Security design philosophy

PainTracker's security architecture is built on one principle: your health data should never exist anywhere you do not control. This means no server-side data storage, no remote databases, no cloud backups, and no analytics pipelines that touch health information. Every security decision flows from this principle—and every feature is evaluated against it before implementation.
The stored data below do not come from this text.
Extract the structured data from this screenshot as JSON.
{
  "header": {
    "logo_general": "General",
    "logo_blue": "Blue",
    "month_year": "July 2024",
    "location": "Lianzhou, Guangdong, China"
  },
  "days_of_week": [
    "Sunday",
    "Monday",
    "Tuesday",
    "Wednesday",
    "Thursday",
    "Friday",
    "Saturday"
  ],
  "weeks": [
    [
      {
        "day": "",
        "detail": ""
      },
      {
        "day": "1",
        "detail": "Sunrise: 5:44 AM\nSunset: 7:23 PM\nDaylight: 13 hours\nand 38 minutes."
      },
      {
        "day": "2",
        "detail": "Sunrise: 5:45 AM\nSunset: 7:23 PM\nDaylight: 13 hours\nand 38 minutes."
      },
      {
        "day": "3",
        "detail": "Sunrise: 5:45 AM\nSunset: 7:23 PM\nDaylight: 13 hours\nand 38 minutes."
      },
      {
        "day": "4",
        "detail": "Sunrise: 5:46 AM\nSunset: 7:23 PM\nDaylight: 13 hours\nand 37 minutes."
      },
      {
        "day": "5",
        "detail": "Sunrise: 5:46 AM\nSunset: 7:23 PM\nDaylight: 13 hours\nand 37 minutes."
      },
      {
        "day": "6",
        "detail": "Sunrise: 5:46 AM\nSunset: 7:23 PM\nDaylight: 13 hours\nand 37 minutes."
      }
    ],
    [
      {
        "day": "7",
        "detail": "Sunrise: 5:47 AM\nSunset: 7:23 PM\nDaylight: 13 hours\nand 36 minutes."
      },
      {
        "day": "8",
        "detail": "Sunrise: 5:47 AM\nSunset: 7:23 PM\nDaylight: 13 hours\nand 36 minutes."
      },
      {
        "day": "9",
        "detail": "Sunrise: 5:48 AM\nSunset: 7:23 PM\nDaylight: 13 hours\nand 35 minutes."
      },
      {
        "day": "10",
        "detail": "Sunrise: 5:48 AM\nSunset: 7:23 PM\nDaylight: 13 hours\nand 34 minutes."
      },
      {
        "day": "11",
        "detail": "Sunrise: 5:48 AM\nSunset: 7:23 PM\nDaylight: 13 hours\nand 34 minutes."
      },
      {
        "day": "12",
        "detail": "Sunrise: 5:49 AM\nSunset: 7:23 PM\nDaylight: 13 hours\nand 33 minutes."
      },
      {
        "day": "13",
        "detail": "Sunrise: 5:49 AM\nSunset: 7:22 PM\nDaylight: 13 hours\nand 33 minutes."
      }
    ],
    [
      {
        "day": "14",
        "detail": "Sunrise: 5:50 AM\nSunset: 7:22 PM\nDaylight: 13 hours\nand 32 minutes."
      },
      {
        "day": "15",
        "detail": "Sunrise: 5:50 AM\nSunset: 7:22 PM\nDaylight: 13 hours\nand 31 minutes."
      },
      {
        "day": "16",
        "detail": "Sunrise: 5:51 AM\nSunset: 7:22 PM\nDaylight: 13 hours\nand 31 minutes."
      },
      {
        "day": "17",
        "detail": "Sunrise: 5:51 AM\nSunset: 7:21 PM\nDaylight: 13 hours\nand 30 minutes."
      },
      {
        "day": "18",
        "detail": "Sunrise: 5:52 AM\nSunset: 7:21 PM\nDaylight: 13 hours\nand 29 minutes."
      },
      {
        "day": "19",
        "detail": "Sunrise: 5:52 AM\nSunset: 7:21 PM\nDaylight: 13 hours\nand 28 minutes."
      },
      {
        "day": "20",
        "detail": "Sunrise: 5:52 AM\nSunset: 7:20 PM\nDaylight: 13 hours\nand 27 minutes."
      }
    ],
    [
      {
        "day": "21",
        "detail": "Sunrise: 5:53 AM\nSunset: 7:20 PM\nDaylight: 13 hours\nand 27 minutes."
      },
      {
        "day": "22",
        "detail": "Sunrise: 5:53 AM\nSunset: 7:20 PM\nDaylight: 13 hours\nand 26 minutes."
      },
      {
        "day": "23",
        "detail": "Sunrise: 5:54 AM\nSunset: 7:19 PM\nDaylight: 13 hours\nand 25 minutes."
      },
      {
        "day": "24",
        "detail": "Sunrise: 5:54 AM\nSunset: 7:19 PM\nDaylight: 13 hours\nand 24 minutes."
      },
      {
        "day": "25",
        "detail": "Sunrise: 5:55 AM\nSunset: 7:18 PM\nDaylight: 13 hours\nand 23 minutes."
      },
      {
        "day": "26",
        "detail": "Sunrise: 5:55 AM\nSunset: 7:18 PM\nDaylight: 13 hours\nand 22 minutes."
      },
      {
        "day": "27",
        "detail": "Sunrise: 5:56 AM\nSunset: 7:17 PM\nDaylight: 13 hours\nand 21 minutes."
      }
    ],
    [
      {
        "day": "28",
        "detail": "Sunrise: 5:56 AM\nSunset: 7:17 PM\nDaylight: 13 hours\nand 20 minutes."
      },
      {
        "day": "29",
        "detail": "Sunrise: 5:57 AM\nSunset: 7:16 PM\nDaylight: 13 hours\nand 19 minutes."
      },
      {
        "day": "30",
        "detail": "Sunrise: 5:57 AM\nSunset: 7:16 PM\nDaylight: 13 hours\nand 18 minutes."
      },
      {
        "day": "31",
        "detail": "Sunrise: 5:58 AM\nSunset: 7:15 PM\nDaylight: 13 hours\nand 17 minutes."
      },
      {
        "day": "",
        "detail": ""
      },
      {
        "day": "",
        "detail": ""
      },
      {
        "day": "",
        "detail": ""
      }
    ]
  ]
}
The architecture follows a defence-in-depth model: multiple independent layers of protection so that no single failure compromises your data. Client-side encryption, Content Security Policy, secure storage isolation, session management, and minimal attack surface work together to provide comprehensive protection.

Client-side encryption

All health data is encrypted in your browser before being written to storage. PainTracker uses the Web Crypto API—a standardised browser cryptographic library—with keys derived from your passphrase through a key derivation function. The encryption key exists only in memory during your active session and is never persisted to storage.

This approach means that even if someone extracts the raw IndexedDB data from your device, they see only encrypted blobs. Without your passphrase, the data is computationally infeasible to decrypt. The encryption implementation is open source, auditable, and uses standard algorithms rather than custom cryptographic code.

Zero-knowledge architecture

Zero-knowledge means the application operator has no ability to read your data, even in principle. PainTracker's server serves static application files—HTML, CSS, JavaScript—and has no database, no API endpoints that accept health data, and no mechanism to receive information from your browser beyond standard web requests for application code.

There are no user accounts, no authentication tokens, and no session identifiers that link server requests to individual users. The server cannot distinguish between different users, much less access their encrypted health data. This is a structural guarantee, not a policy promise.

Content Security Policy and XSS prevention

PainTracker implements a strict Content Security Policy (CSP) that restricts which scripts can execute, which resources can be loaded, and which connections can be made. This mitigates cross-site scripting (XSS) attacks—a common web vulnerability that could theoretically be used to extract data from the browser.

The CSP configuration blocks inline scripts, restricts resource loading to known origins, and prevents the application from making unexpected network connections. Combined with secure coding practices and regular dependency auditing, this creates a hardened client-side environment that resists common web attack vectors.

Threat model and honest limitations

PainTracker defends against realistic threats: lost or stolen devices (at-rest encryption), XSS attacks (CSP plus secure coding), malicious browser extensions (limited plaintext exposure), shoulder-surfing (panic mode, minimal visible data), and coercive access attempts (user-controlled data, quick dismissal).

We do not claim to protect against compromised operating systems, root-level malware, hardware keyloggers, or physical coercion beyond in-app safety controls. No application-level security can defeat an adversary who controls the OS. Honest threat modelling means being transparent about what we protect against and what we do not.